Son niveau de comprenette doit se situer entre 70 et 80, si l’on prenait en compte le QC, le quotient de compréhension. Nous laissons donc le soin à Slate de faire le sale boulot.
Parfois, il est reposant de se reposer sur des confrères (même si ces confrères ne nous reconnaissent pas comme tels).
Bruce Toussaint à 6’06 : « Est-ce que vous n’êtes pas allée trop loin, ce jour-là ? »
La réponse de Christine Angot vaut le détour...
Le Tournant de la vie de Christine Angot, un tournant de la littérature
Aux Jeux olympiques, l’épreuve « lire un roman de Christine Angot jusqu’au bout » est, avec le marathon, la plus redoutable. Le CIO autorise toutefois le triple saut de paragraphes pour repêcher les candidats malheureux. Anatomie d’un chef-d’œuvre.
Lire un roman de Christine Angot n’est pas à la portée du premier venu. C’est un monument, un Everest auquel on s’attaque.
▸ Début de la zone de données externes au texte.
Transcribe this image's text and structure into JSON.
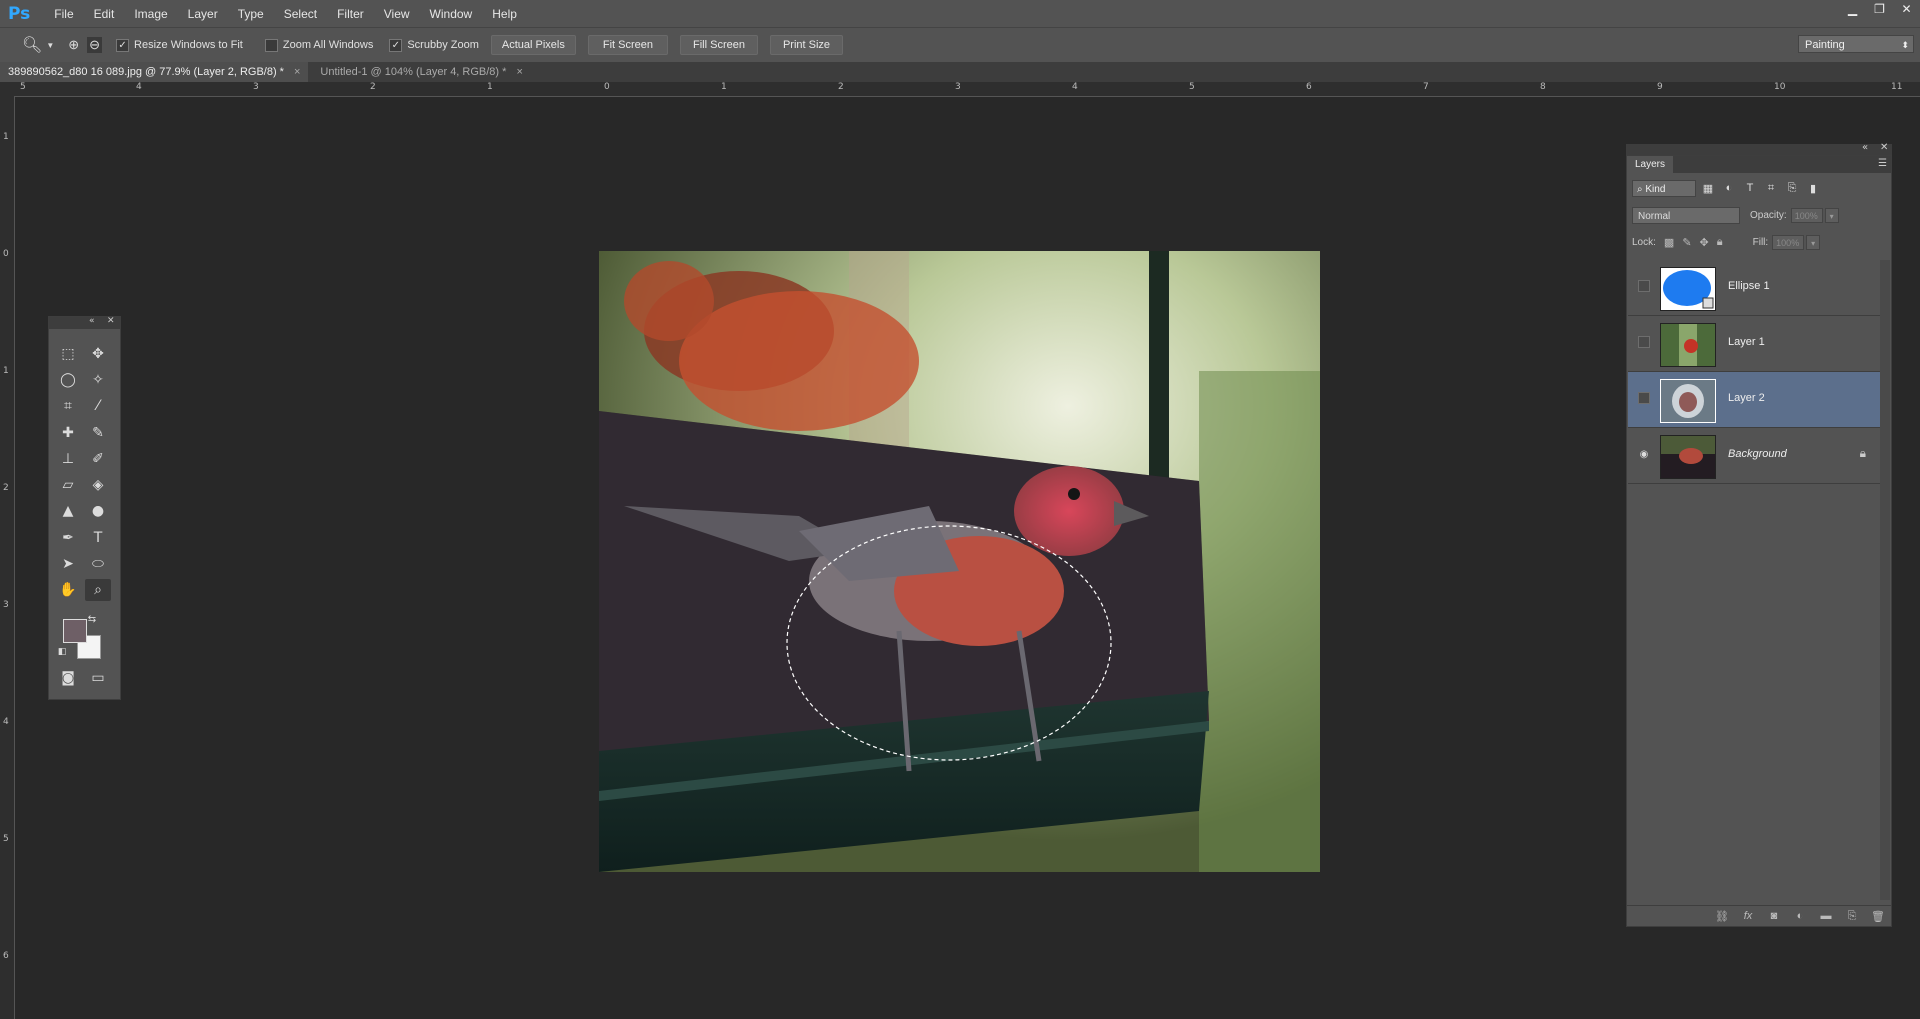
{
  "app": {
    "logo": "Ps"
  },
  "menu": [
    "File",
    "Edit",
    "Image",
    "Layer",
    "Type",
    "Select",
    "Filter",
    "View",
    "Window",
    "Help"
  ],
  "window_controls": {
    "minimize": "▁",
    "restore": "❐",
    "close": "✕"
  },
  "options": {
    "resize_windows": {
      "label": "Resize Windows to Fit",
      "checked": true
    },
    "zoom_all": {
      "label": "Zoom All Windows",
      "checked": false
    },
    "scrubby": {
      "label": "Scrubby Zoom",
      "checked": true
    },
    "buttons": [
      "Actual Pixels",
      "Fit Screen",
      "Fill Screen",
      "Print Size"
    ],
    "workspace": "Painting"
  },
  "tabs": [
    {
      "label": "389890562_d80 16 089.jpg @ 77.9% (Layer 2, RGB/8) *",
      "close": "×"
    },
    {
      "label": "Untitled-1 @ 104% (Layer 4, RGB/8) *",
      "close": "×"
    }
  ],
  "ruler_h": [
    "5",
    "4",
    "3",
    "2",
    "1",
    "0",
    "1",
    "2",
    "3",
    "4",
    "5",
    "6",
    "7",
    "8",
    "9",
    "10",
    "11"
  ],
  "ruler_v": [
    "1",
    "0",
    "1",
    "2",
    "3",
    "4",
    "5",
    "6"
  ],
  "layers_panel": {
    "tab": "Layers",
    "kind": "Kind",
    "blend_mode": "Normal",
    "opacity_label": "Opacity:",
    "opacity_value": "100%",
    "lock_label": "Lock:",
    "fill_label": "Fill:",
    "fill_value": "100%",
    "layers": [
      {
        "name": "Ellipse 1",
        "visible": false,
        "selected": false
      },
      {
        "name": "Layer 1",
        "visible": false,
        "selected": false
      },
      {
        "name": "Layer 2",
        "visible": false,
        "selected": true
      },
      {
        "name": "Background",
        "visible": true,
        "selected": false,
        "locked": true
      }
    ],
    "footer_icons": [
      "link-icon",
      "fx-icon",
      "mask-icon",
      "adjustment-icon",
      "folder-icon",
      "new-layer-icon",
      "trash-icon"
    ]
  },
  "colors": {
    "foreground": "#6e5f66",
    "background": "#f4f4f4",
    "selection": "#5c6f8c",
    "ellipse_thumb": "#1e7bf0"
  }
}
L’escalade est rude mais mène à l’éblouissement.
La rentrée littéraire 2018 s’enorgueillit à juste titre de la publication d’Un tournant de la vie, roman sans rival, sauf peut-être la lettre aux Français de Gérald Darmanin présentant la réforme du prélèvement à la source. Ces deux chefs-d’œuvre pourraient se partager le Goncourt, ce serait justice – et pour Bercy des rentrées d’argent supplémentaires.
La Romancière avec ses grands R
Mais revenons à Christine Angot, romancière. Pardon : La Romancière. Le premier mot du roman (« je ») dresse magistralement le décor. L’héroïne, c’est elle, c’est Je. La première phrase (« Je traversais la rue… ») emporte le lecteur dans un monde d’aventures. Dira-t-on assez le génie de ces trois petits points, ponctuation feutrée qui donne à la banalité de cette rue traversée une force homérique ? Le premier paragraphe avec dix fois « je » ou « j’ », en neuf lignes, nous dit tout de l’imaginaire qui transcendera le récit.
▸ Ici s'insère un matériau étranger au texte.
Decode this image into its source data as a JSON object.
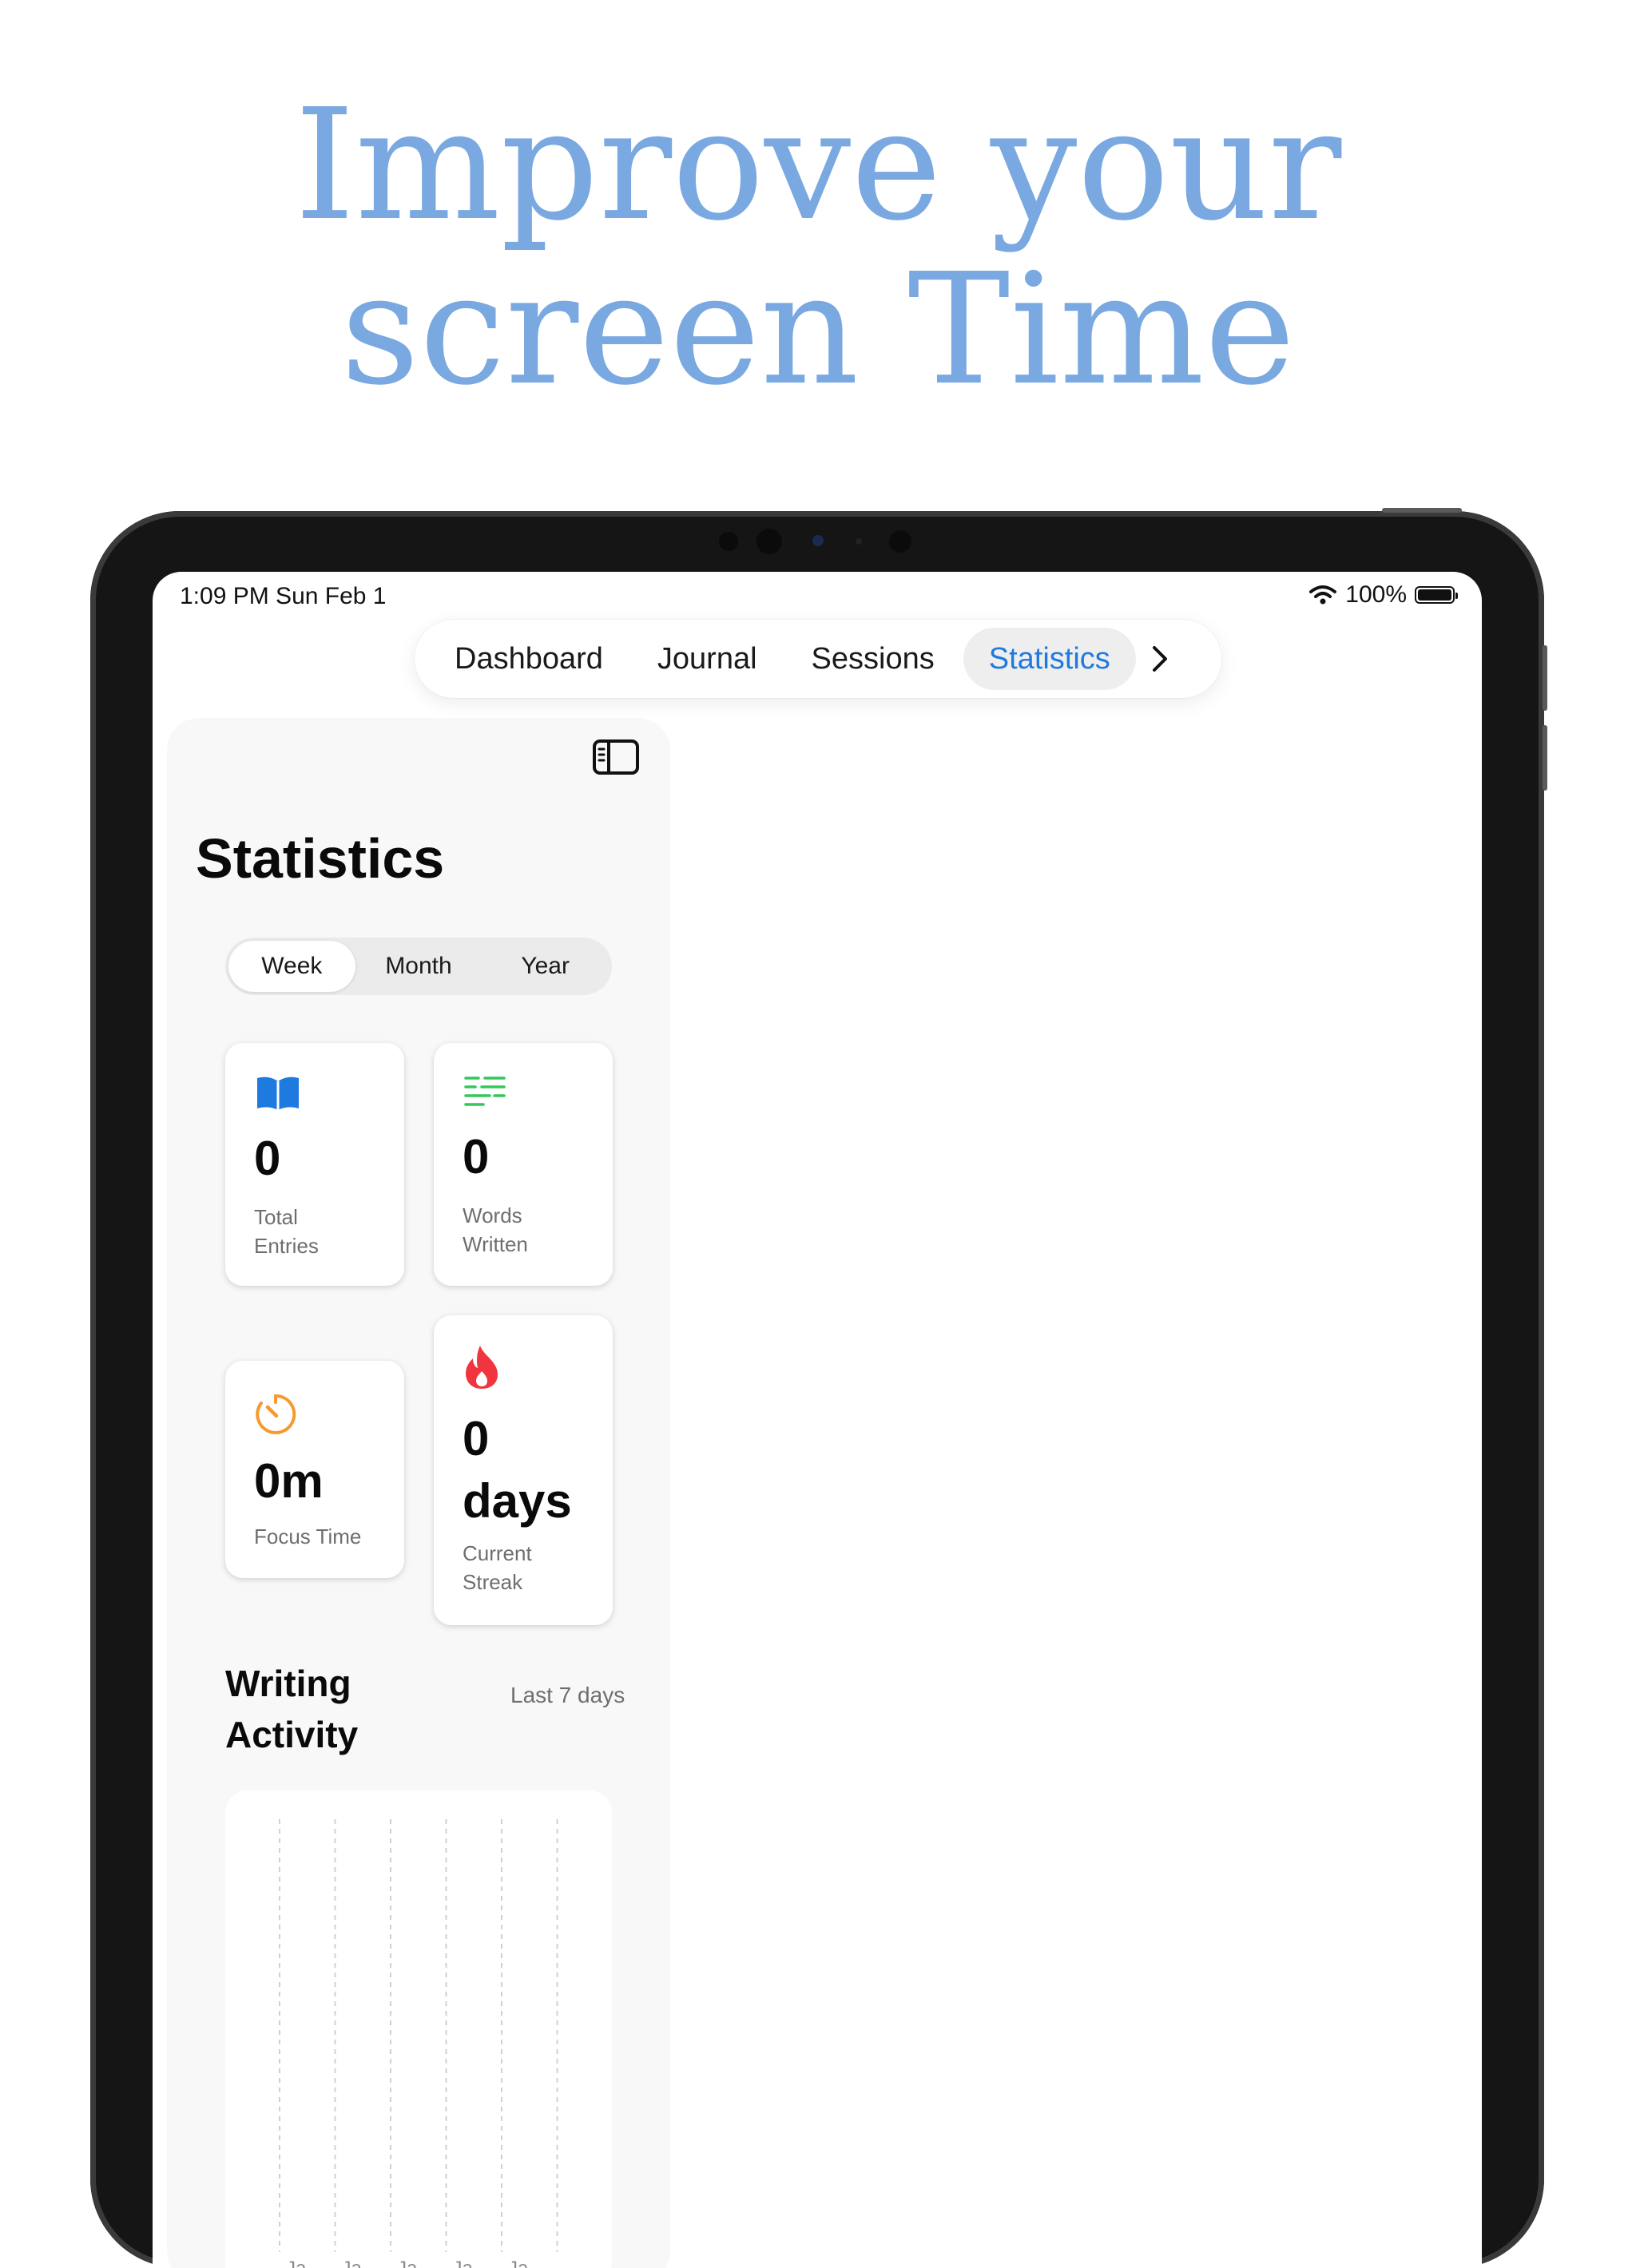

D’emblée, d’une péripétie naît le sublime. Je a vu Vincent, que Je a « beaucoup aimé, vraiment beaucoup », en est « figée », coincée « au croisement de la rue des Gardes et de la rue de La Goutte d’Or », bonheur de la précision géographique – Jules Verne, ce besogneux, se contentait des latitudes et longitudes –, et Je craint que Vincent réessaye, « peut-être par rivalité avec Alex ». Je semble bouleversée.
En fait, on n’est rien
Je est partagée entre Vincent et Alex. Peut-on rêver intrigue plus subtile ? Le trio amoureux est une tragédie, la plus grande peut-être. Sans doute, plagiaire par anticipation, Racine a-t-il lu Angot avant d’écrire Bérénice.
Page 3, la sentence tombe, qui broie le lecteu r : « On croit qu’on va bien, et en fait on n’est rien. » Étrange aveu. Peut-être y a-t-il là une forme de fragilité mais chut n’anticipons pas, chacun s’y reconnaît, l’empathie est immédiate.
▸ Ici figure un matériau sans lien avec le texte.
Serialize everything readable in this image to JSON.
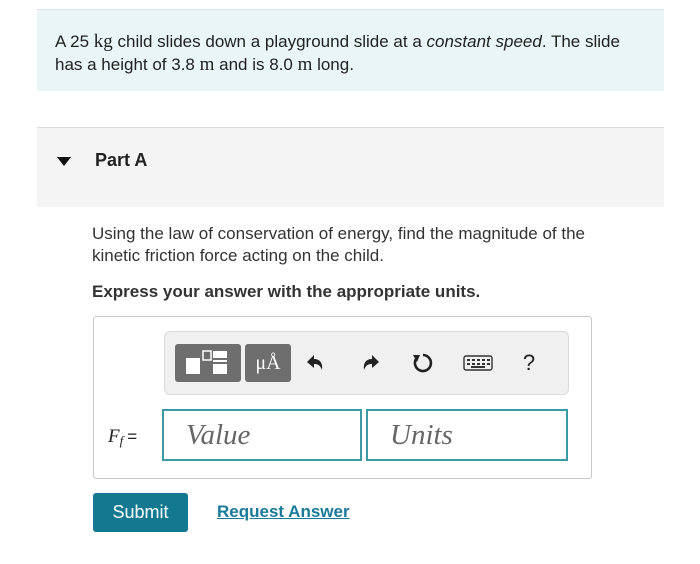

Au commencement étaient le texte, la brûlure, l’incandescence des mots. Nous voici, page 16, lorsque Alex, qui est « beau » et a des « dreadlocks », prend une douche. Soudainement, en quelques mots soigneusement choisis, à la manière d’un Ingmar Bergman :
– À quoi tu penses ?
– À rien de spécial.
La Romancière restitue la banalité mais aussi l’intensité amoureuse de l’érotisme conjugal :
– Tu as maigri on dirait ?
– Tu peux fermer la porte s’il te plaît ?
Ah ! L’érotisme ! Mieux que la laborieuse Anaïs Nin, Christine Angot explose la narration du désir, en quelques mots brefs.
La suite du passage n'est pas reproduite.